Deakin researchers, in collaboration with technology company Calix, are making swift progress towards producing cheaper, more efficient, environmentally-sound batteries right here in Australia.
The team has achieved a breakthrough in producing high-performance battery electrode materials, addressing a critical gap in Australian battery production.
By improving the performance of abundant and affordable minerals, initially lithium and manganese, they aim to halve the current cost of battery electrode production – one of the costliest parts of the battery.
This partnership with Calix, a multi-award-winning technology development company, marks a significant step towards establishing Australian battery production on a global scale.
Batteries are expensive, volatile and often toxic. But thanks to a Deakin team and their collaboration with Calix, producing safer, Australian-made batteries at half the current cost is becoming a reality.
Batteries contain three key components: a cathode, an anode and an electrolyte. This research focuses on enhancing the cathode and electrolyte to create safer, more powerful, easier-to-recharge and eco-friendly batteries.
Traditionally, Australia has exported its minerals as raw materials, losing the high-value-added benefits. Calix’s innovative ‘Flash Calcining’ technology changes that. By rapidly creating high surface area materials resembling mineral honeycomb, the process eliminates the need for export while enhancing battery performance.
Researchers at Deakin’s Battery Research and Innovation Hub have demonstrated that their in-house lithium manganese oxide (LMO) materials perform at very high rates. Through a joint project, they showed that Calix’s innovative production process further enhances these materials, resulting in battery cathodes with outstanding charge-holding and recharging capabilities. Impressively, the improved cathodes match or exceed the performance of commercial alternatives, and the Calix process is both faster and more cost-effective than traditional methods.
This research is anchored at Deakin’s Battery Research and Innovation Hub, a world-class facility focused on advanced battery prototyping and energy storage commercialisation. It plays a key role in developing next-generation battery technologies in Australia.
Ionic liquids are playing a key role in advancing next-generation battery technology, particularly for lithium metal and high-voltage battery cells. The third partner in this project, Australian specialty chemical and polymer manufacturer Boron Molecular, is utilising its expertise in chemical synthesis to develop enhanced electrolytes, building on Deakin's pioneering research into ionic liquid electrolytes.
These electrolytes are known for their exceptional ability to handle high temperatures while being safer, non-volatile and less toxic than traditional alternatives.
Focusing on minerals that are more abundant, accessible and affordable, these batteries will have several environmental benefits.
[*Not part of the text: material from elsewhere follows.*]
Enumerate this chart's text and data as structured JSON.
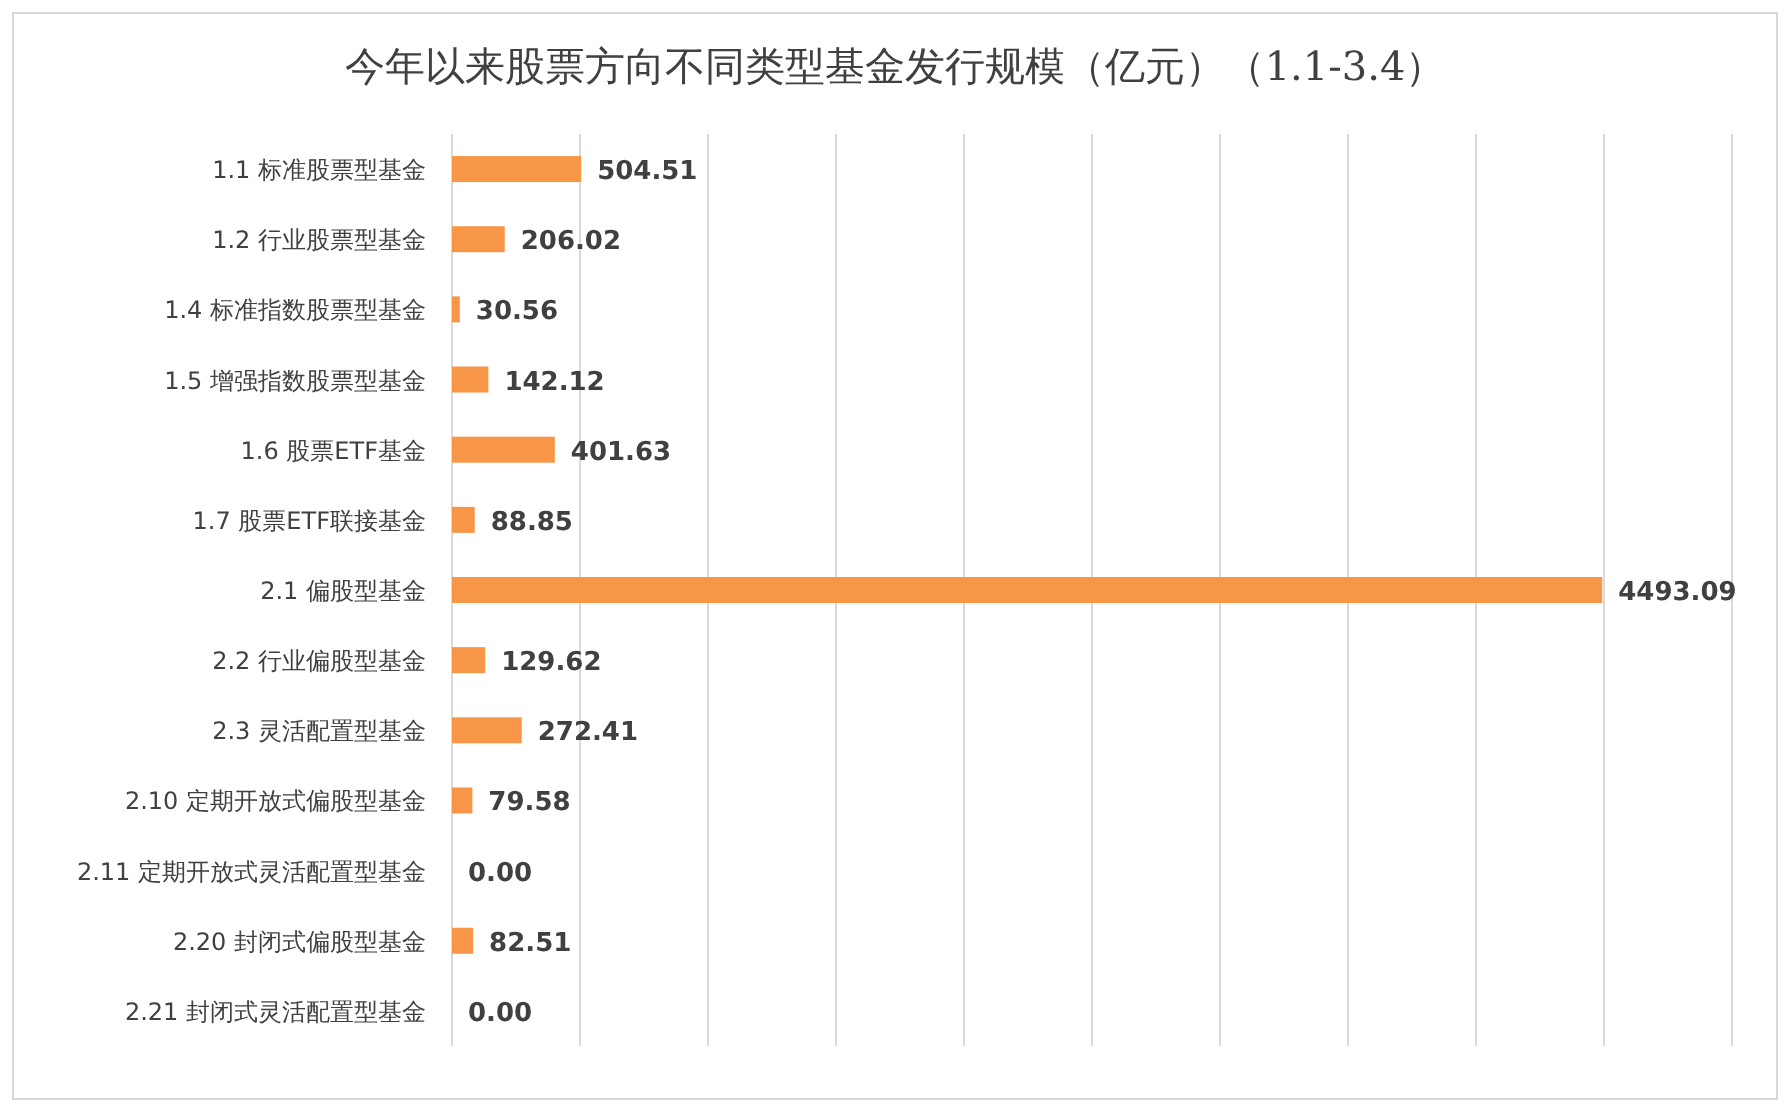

As well as protecting precious resources, they will aid the transition to electric vehicles and reduce CO2 emissions by hastening the replacement of petrol and diesel-powered vehicles. Fossil-fuel powered scooters are a dominant source of pollution in many cities, contributing to health-related effects from poor air quality, greenhouse gas emissions and Climate Change.
The immediate end goal is a cheap LMO-based battery that works well at the smaller scale, initially for use in electric scooters – a huge market in Asia – as well as small cars and power tools, amongst other applications. The potential international markets are enormous.
And the research is progressing at speed, Calix’s unique $2.7m electrically-powered BATMn reactor at Bacchus Marsh, the first of it's kind in Australia, was launched in 2019 to produce battery electrode materials. The reactor is a key provider of novel materials for the ARC Training Centre for Future Energy Storage Technologies.
Despite having a shorter range and requiring more frequent charging, these new batteries will have a very fast charging time of about 15 minutes, compared to the 6-12 hours of batteries in current electric vehicles.
The Battery Research and Innovation Hub’s cutting-edge prototyping facility is being used to produce pouch cell batteries, optimise their performance and provide batteries for trials with global customers.
Professor Maria Forsyth
Deakin Distinguished Professor, Institute for Frontier Materials
This project is already making waves internationally. UK-based battery manufacturer AMTE Power has partnered with Calix and Deakin to produce a 3kWh demonstration scooter battery pack using Calix LMO cathode powders fine-tuned by the Deakin team. This pack will validate the Calix process and highlight its scalability for global markets.
The next phase of the research will focus on developing other electrode materials, such as NMC cathodes, with plans to patent these processes. Discussions with potential manufacturers in Victoria are already underway, and commercial-scale battery production is expected to begin in Australia within five years, supported by Deakin’s pioneering research.
This project is backed by the Cooperative Research Centre Projects (CRC-P) program, with $9.4 million in funding announced in 2019. The Advanced Hybrid Batteries project brings together expertise from Calix, Deakin University’s Institute for Frontier Materials, the Battery Research and Innovation Hub and Boron Molecular Pty Ltd to advance Australia’s battery manufacturing capabilities.